Голос дочери дрогнул, а тонкие пальцы сжались в кулачки.
— Нет, Алекса, не в этом дело. Он бы никогда…не сделал этого намеренно. Просто…
Марьяна
— Ты его отшила?
— Да. Я ему отказала, — ответила осторожно Марьяна, наблюдая за реакцией, пытаясь ее предугадать. Может, получить одобрение решения, понять, что хотя бы одна веская причина для отказа у нее была. Ведь если Алекса против Влада, то…

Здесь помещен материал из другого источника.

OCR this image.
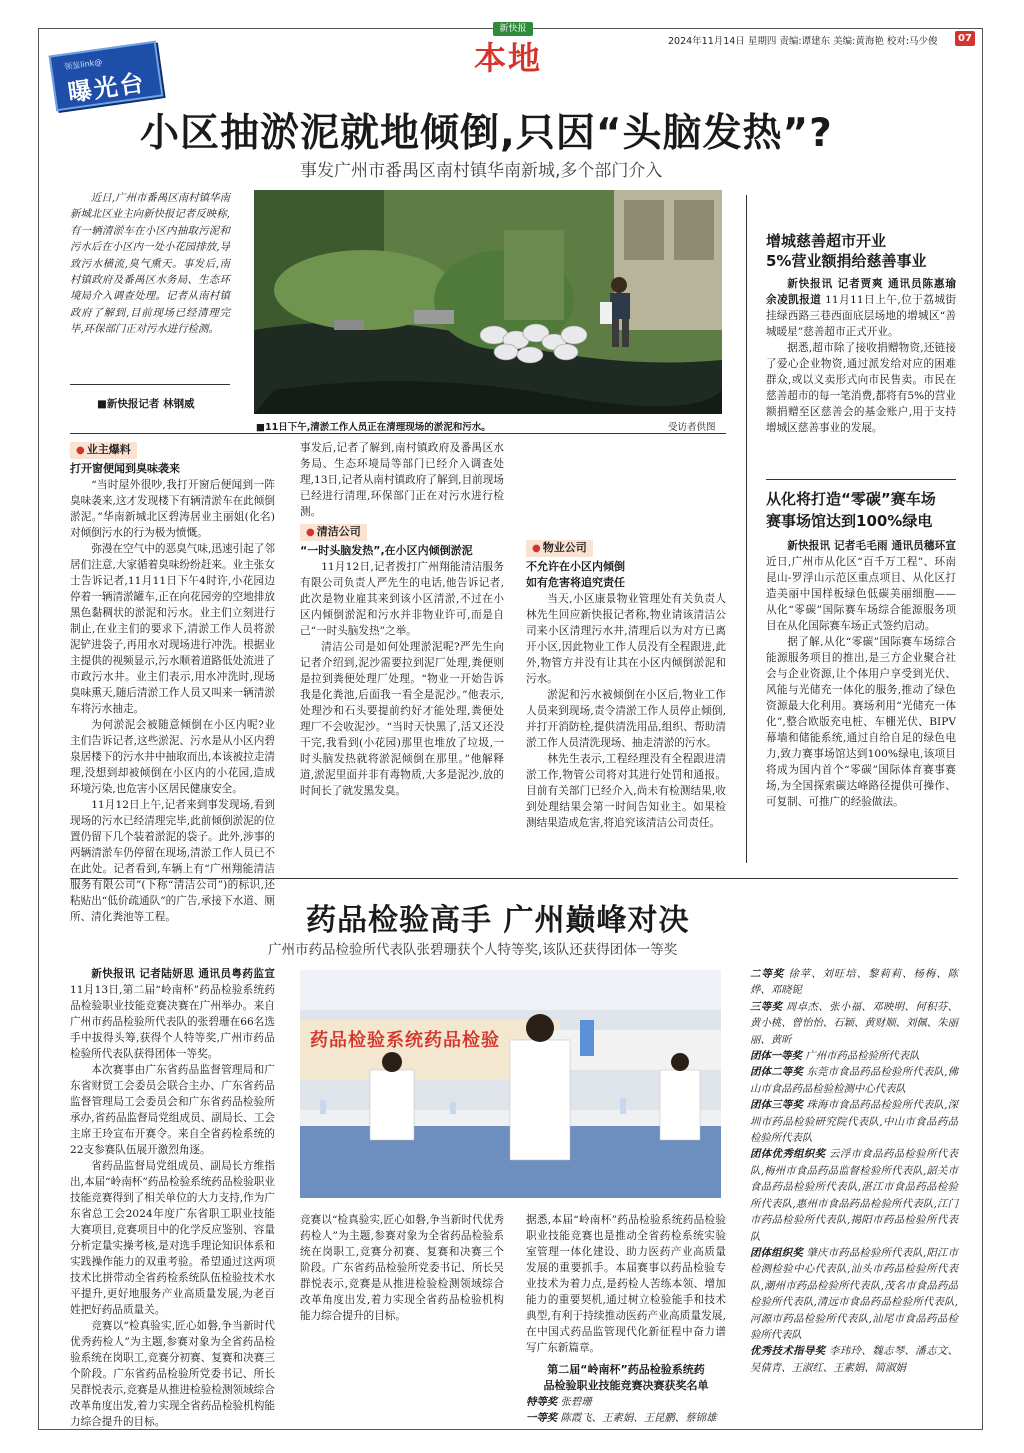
新快报
本地	2024年11月14日 星期四 责编:谭建东 美编:黄海艳 校对:马少俊	07
领鉴link@
曝光台
小区抽淤泥就地倾倒,只因“头脑发热”?
事发广州市番禺区南村镇华南新城,多个部门介入

近日,广州市番禺区南村镇华南新城北区业主向新快报记者反映称,有一辆清淤车在小区内抽取污泥和污水后在小区内一处小花园排放,导致污水横流,臭气熏天。事发后,南村镇政府及番禺区水务局、生态环境局介入调查处理。记者从南村镇政府了解到,目前现场已经清理完毕,环保部门正对污水进行检测。

■新快报记者 林钢威
■11日下午,清淤工作人员正在清理现场的淤泥和污水。	受访者供图
● 业主爆料
打开窗便闻到臭味袭来

“当时屋外很吵,我打开窗后便闻到一阵臭味袭来,这才发现楼下有辆清淤车在此倾倒淤泥。”华南新城北区碧涛居业主丽姐(化名)对倾倒污水的行为极为愤慨。

弥漫在空气中的恶臭气味,迅速引起了邻居们注意,大家循着臭味纷纷赶来。业主张女士告诉记者,11月11日下午4时许,小花园边停着一辆清淤罐车,正在向花园旁的空地排放黑色黏稠状的淤泥和污水。业主们立刻进行制止,在业主们的要求下,清淤工作人员将淤泥铲进袋子,再用水对现场进行冲洗。根据业主提供的视频显示,污水顺着道路低处流进了市政污水井。业主们表示,用水冲洗时,现场臭味熏天,随后清淤工作人员又叫来一辆清淤车将污水抽走。

为何淤泥会被随意倾倒在小区内呢?业主们告诉记者,这些淤泥、污水是从小区内碧泉居楼下的污水井中抽取而出,本该被拉走清理,没想到却被倾倒在小区内的小花园,造成环境污染,也危害小区居民健康安全。

11月12日上午,记者来到事发现场,看到现场的污水已经清理完毕,此前倾倒淤泥的位置仍留下几个装着淤泥的袋子。此外,涉事的两辆清淤车仍停留在现场,清淤工作人员已不在此处。记者看到,车辆上有“广州翔能清洁服务有限公司”(下称“清洁公司”)的标识,还粘贴出“低价疏通队”的广告,承接下水道、厕所、清化粪池等工程。

事发后,记者了解到,南村镇政府及番禺区水务局、生态环境局等部门已经介入调查处理,13日,记者从南村镇政府了解到,目前现场已经进行清理,环保部门正在对污水进行检测。

● 清洁公司
“一时头脑发热”,在小区内倾倒淤泥

11月12日,记者拨打广州翔能清洁服务有限公司负责人严先生的电话,他告诉记者,此次是物业雇其来到该小区清淤,不过在小区内倾倒淤泥和污水并非物业许可,而是自己“一时头脑发热”之举。

清洁公司是如何处理淤泥呢?严先生向记者介绍到,泥沙需要拉到泥厂处理,粪便则是拉到粪便处理厂处理。“物业一开始告诉我是化粪池,后面我一看全是泥沙。”他表示,处理沙和石头要提前约好才能处理,粪便处理厂不会收泥沙。“当时天快黑了,活又还没干完,我看到(小花园)那里也堆放了垃圾,一时头脑发热就将淤泥倾倒在那里。”他解释道,淤泥里面并非有毒物质,大多是泥沙,放的时间长了就发黑发臭。

● 物业公司
不允许在小区内倾倒
如有危害将追究责任

当天,小区康景物业管理处有关负责人林先生回应新快报记者称,物业请该清洁公司来小区清理污水井,清理后以为对方已离开小区,因此物业工作人员没有全程跟进,此外,物管方并没有让其在小区内倾倒淤泥和污水。

淤泥和污水被倾倒在小区后,物业工作人员来到现场,责令清淤工作人员停止倾倒,并打开消防栓,提供清洗用品,组织、帮助清淤工作人员清洗现场、抽走清淤的污水。

林先生表示,工程经理没有全程跟进清淤工作,物管公司将对其进行处罚和通报。目前有关部门已经介入,尚未有检测结果,收到处理结果会第一时间告知业主。如果检测结果造成危害,将追究该清洁公司责任。

增城慈善超市开业
5%营业额捐给慈善事业

新快报讯 记者贾爽 通讯员陈惠瑜 余凌凯报道 11月11日上午,位于荔城街挂绿西路三巷西面底层场地的增城区“善城暖星”慈善超市正式开业。

据悉,超市除了接收捐赠物资,还链接了爱心企业物资,通过派发给对应的困难群众,或以义卖形式向市民售卖。市民在慈善超市的每一笔消费,都将有5%的营业额捐赠至区慈善会的基金账户,用于支持增城区慈善事业的发展。

从化将打造“零碳”赛车场
赛事场馆达到100%绿电

新快报讯 记者毛毛雨 通讯员穗环宣 近日,广州市从化区“百千万工程”、环南昆山-罗浮山示范区重点项目、从化区打造美丽中国样板绿色低碳美丽细胞——从化“零碳”国际赛车场综合能源服务项目在从化国际赛车场正式签约启动。

据了解,从化“零碳”国际赛车场综合能源服务项目的推出,是三方企业聚合社会与企业资源,让个体用户享受到光伏、风能与光储充一体化的服务,推动了绿色资源最大化利用。赛场利用“光储充一体化”,整合欧版充电桩、车棚光伏、BIPV幕墙和储能系统,通过自给自足的绿色电力,致力赛事场馆达到100%绿电,该项目将成为国内首个“零碳”国际体育赛事赛场,为全国探索碳达峰路径提供可操作、可复制、可推广的经验做法。

药品检验高手 广州巅峰对决
广州市药品检验所代表队张碧珊获个人特等奖,该队还获得团体一等奖

新快报讯 记者陆妍思 通讯员粤药监宣 11月13日,第二届“岭南杯”药品检验系统药品检验职业技能竞赛决赛在广州举办。来自广州市药品检验所代表队的张碧珊在66名选手中拔得头筹,获得个人特等奖,广州市药品检验所代表队获得团体一等奖。

本次赛事由广东省药品监督管理局和广东省财贸工会委员会联合主办、广东省药品监督管理局工会委员会和广东省药品检验所承办,省药品监督局党组成员、副局长、工会主席王玲宣布开赛令。来自全省药检系统的22支参赛队伍展开激烈角逐。

省药品监督局党组成员、副局长方维指出,本届“岭南杯”药品检验系统药品检验职业技能竞赛得到了相关单位的大力支持,作为广东省总工会2024年度广东省职工职业技能大赛项目,竞赛项目中的化学反应鉴别、容量分析定量实操考核,是对选手理论知识体系和实践操作能力的双重考验。希望通过这两项技术比拼带动全省药检系统队伍检验技术水平提升,更好地服务产业高质量发展,为老百姓把好药品质量关。

竞赛以“检真验实,匠心如磐,争当新时代优秀药检人”为主题,参赛对象为全省药品检验系统在岗职工,竞赛分初赛、复赛和决赛三个阶段。广东省药品检验所党委书记、所长吴群悦表示,竞赛是从推进检验检测领域综合改革角度出发,着力实现全省药品检验机构能力综合提升的目标。

药品检验系统药品检验

竞赛以“检真验实,匠心如磐,争当新时代优秀药检人”为主题,参赛对象为全省药品检验系统在岗职工,竞赛分初赛、复赛和决赛三个阶段。广东省药品检验所党委书记、所长吴群悦表示,竞赛是从推进检验检测领域综合改革角度出发,着力实现全省药品检验机构能力综合提升的目标。

据悉,本届“岭南杯”药品检验系统药品检验职业技能竞赛也是推动全省药检系统实验室管理一体化建设、助力医药产业高质量发展的重要抓手。本届赛事以药品检验专业技术为着力点,是药检人苦练本领、增加能力的重要契机,通过树立检验能手和技术典型,有利于持续推动医药产业高质量发展,在中国式药品监管现代化新征程中奋力谱写广东新篇章。

第二届“岭南杯”药品检验系统药
品检验职业技能竞赛决赛获奖名单

特等奖 张碧珊

一等奖 陈霞飞、王素娟、王昆鹏、蔡锦雄

二等奖 徐苹、刘旺培、黎莉莉、杨梅、陈烨、邓晓铌

三等奖 周卓杰、张小福、邓映明、何积芬、黄小桃、曾怡怡、石颖、黄财顺、刘佩、朱丽丽、黄昕

团体一等奖 广州市药品检验所代表队

团体二等奖 东莞市食品药品检验所代表队,佛山市食品药品检验检测中心代表队

团体三等奖 珠海市食品药品检验所代表队,深圳市药品检验研究院代表队,中山市食品药品检验所代表队

团体优秀组织奖 云浮市食品药品检验所代表队,梅州市食品药品监督检验所代表队,韶关市食品药品检验所代表队,湛江市食品药品检验所代表队,惠州市食品药品检验所代表队,江门市药品检验所代表队,揭阳市药品检验所代表队

团体组织奖 肇庆市药品检验所代表队,阳江市检测检验中心代表队,汕头市药品检验所代表队,潮州市药品检验所代表队,茂名市食品药品检验所代表队,清远市食品药品检验所代表队,河源市药品检验所代表队,汕尾市食品药品检验所代表队

优秀技术指导奖 李玮玲、魏志琴、潘志文、吴倩青、王淑红、王素娟、简淑娟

— Ну и зря, — пожала плечом Алекса. — Влад классный. Стас его обожает, хотя и не признается, — закатила глаза. — Да и ваще, Влад когда на своей махине к школе подъезжает, даже старшаки трусят. А все девочки кипятком писаются.
— Алекса!
— Не, ну правда, мам. Потом меня достают. Кто это? Он женат? Откуда ты его знаешь? — дочь спародировала писклявые голоса. Марьяна прыснула от смеха, пряча глубже глупую ревность при мысли о том, скольких старшеклассниц Влад охмурил за свою жизнь… — А я говорю, что это муж моей мамы! — провозгласила Алекса, и Марьяна зависла. — А что? Влад сам сказал так его называть. Главное отчимом называться не хочет, а быть твоим мужем хочет, — хохотнула Алекса, — Ну и по фиг, он мне тоже как папаша никуда не уперся.
Сердце Марьяны застучало быстрее, но она воззвала голос разума.
— Я ему отказала, Алекса, так что никакой он мне не муж. И не отчим тебе, и уж точно не папаша!
— Хе, а он так не думает.
— Наверно, это было еще до…моего отказа.
— С чего бы это? Сегодня он приезжал, и вроде от статуса твоего мужа отказываться не собирается.
— Куда приезжал? Сюда? — с придыханием спросила Марьяна. Влад что, приходит сюда, когда самой Марьяны нет дома? Что он выведывает у Алексы? Он что, следит за Марьяной посредством дочери?! Что…
— Не, ты че, мам! Я б его домой не пустила, да он и не рвался. Он нас со Стасом повез пиццу жрать, возле своей работы. Там оказывается его приемная мама работает.
— Он тебе рассказал? — удивленно спросила Марьяна. Она и не заметила, что руки и ноги больше не ледяные, а в груди не пульсирует комок боли. В комнате, подсвеченной настенным светильником, рядом с дочерью, стало тепло и уютно.
— Ага, — кивнула Алекса. Достала телефон и ткнула Марьяне в лицо. — Гляди на своего суженого, — насмешливо добавила она, и Марьяна посмотрела на снимок. Влад и Алекса, сидят за столиком. Видимо, дочь сделала селфи, и на хмуром лице Влада явно написано, как он не любит это дело. Но разве ж Алексу это остановит?
Он что, похудел? Или не высыпается?… Может для других Влад остался прежним, но не для Марьяны, которая смотрела в черные глаза и видела в них отражение своей тоски, очерчивала пальцем сжатые губы, пыталась разгладить глубокую морщину меж темных бровей.
— Что… Что еще он тебе рассказала? — спросила тихо Марьяна, пытаясь не цепляться за телефон, когда Алекса его забрала.
— Да так. Про работу. Кстати, с Горкиным познакомил.
— С Игорем?
— Ага. Стас будет подрабатывать у него в гараже, Горкин будет его учить. Принеси-подай, короче.